Just as I appreciate the engineering achievement behind a displayed knowledge graph card, I am willing to give a respectful nod to Google for the effort applied to satisfying my voice-driven search. The response to my original query was a succinct, grammatically-correct paragraph on Jane Austen, delivered with acceptable speed and elocution in a clear (albeit mechanized) voice. At the moment, we’ve established a functional baseline for voice-driven interfaces, but not more than that.
Where should the emphasis be in the next three to five years? Should information providers be thinking about enabling voice driven interaction with devices or is that too modest an ambition? The constraints on resources being what they are, what if I want to query WorldCat by voice? Which university library within 25 miles of my home holds this title? Google can tell me that the library is open at this hour and that the traffic between my home and the university is sufficiently light to make it a relatively quick trip. However, the data that Google holds cannot advise me as to whether the desired title is currently on the shelf. If voice interactions are going mainstream, isn’t this the type of service users are being led to expect?

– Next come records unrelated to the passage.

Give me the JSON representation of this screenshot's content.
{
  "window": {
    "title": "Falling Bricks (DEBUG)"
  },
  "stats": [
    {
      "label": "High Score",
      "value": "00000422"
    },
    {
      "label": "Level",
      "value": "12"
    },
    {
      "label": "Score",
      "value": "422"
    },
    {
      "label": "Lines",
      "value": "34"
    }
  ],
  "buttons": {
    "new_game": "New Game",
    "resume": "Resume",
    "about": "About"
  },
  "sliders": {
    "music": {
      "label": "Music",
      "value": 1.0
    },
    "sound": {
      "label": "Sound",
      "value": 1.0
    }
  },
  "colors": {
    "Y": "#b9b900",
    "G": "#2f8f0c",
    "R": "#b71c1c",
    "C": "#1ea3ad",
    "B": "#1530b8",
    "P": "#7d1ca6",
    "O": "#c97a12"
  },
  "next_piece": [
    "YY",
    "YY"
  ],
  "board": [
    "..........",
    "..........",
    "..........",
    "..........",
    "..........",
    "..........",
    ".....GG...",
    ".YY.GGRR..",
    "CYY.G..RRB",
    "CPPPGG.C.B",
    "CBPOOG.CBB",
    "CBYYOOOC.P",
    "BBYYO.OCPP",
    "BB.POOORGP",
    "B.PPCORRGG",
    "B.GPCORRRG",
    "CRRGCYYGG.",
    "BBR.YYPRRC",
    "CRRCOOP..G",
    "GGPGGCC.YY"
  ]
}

Of course, WorldCat only indicates whether a particular title is held in a library’s collection, not its circulation status. For that, we’d need AI drawing from data gathered via shelving sensors or service exits. The point is whether we are thinking about services that ordinary users will view as viable, useful and non-intrusive. Are content and platform providers thinking about how best to engineer artificial intelligence services that can be tapped with just a voice command? (For the record, some, like Highwire, are brainstorming ideas.)
In the meantime, I have a request. Would it be possible for a voice-activated device to begin responding to me in the tones of the lugubrious butler on the ‘60’s television series, The Addams Family? Lurch always indicated his readiness to serve via the deepened voice of actor Ted Cassidy, seeking confirmation with You Rang? That’s what I’d like users to experience in the short-term. Because, as Georgia Tech professor Ian Bogost has recently noted, Alexa is Not a Feminist.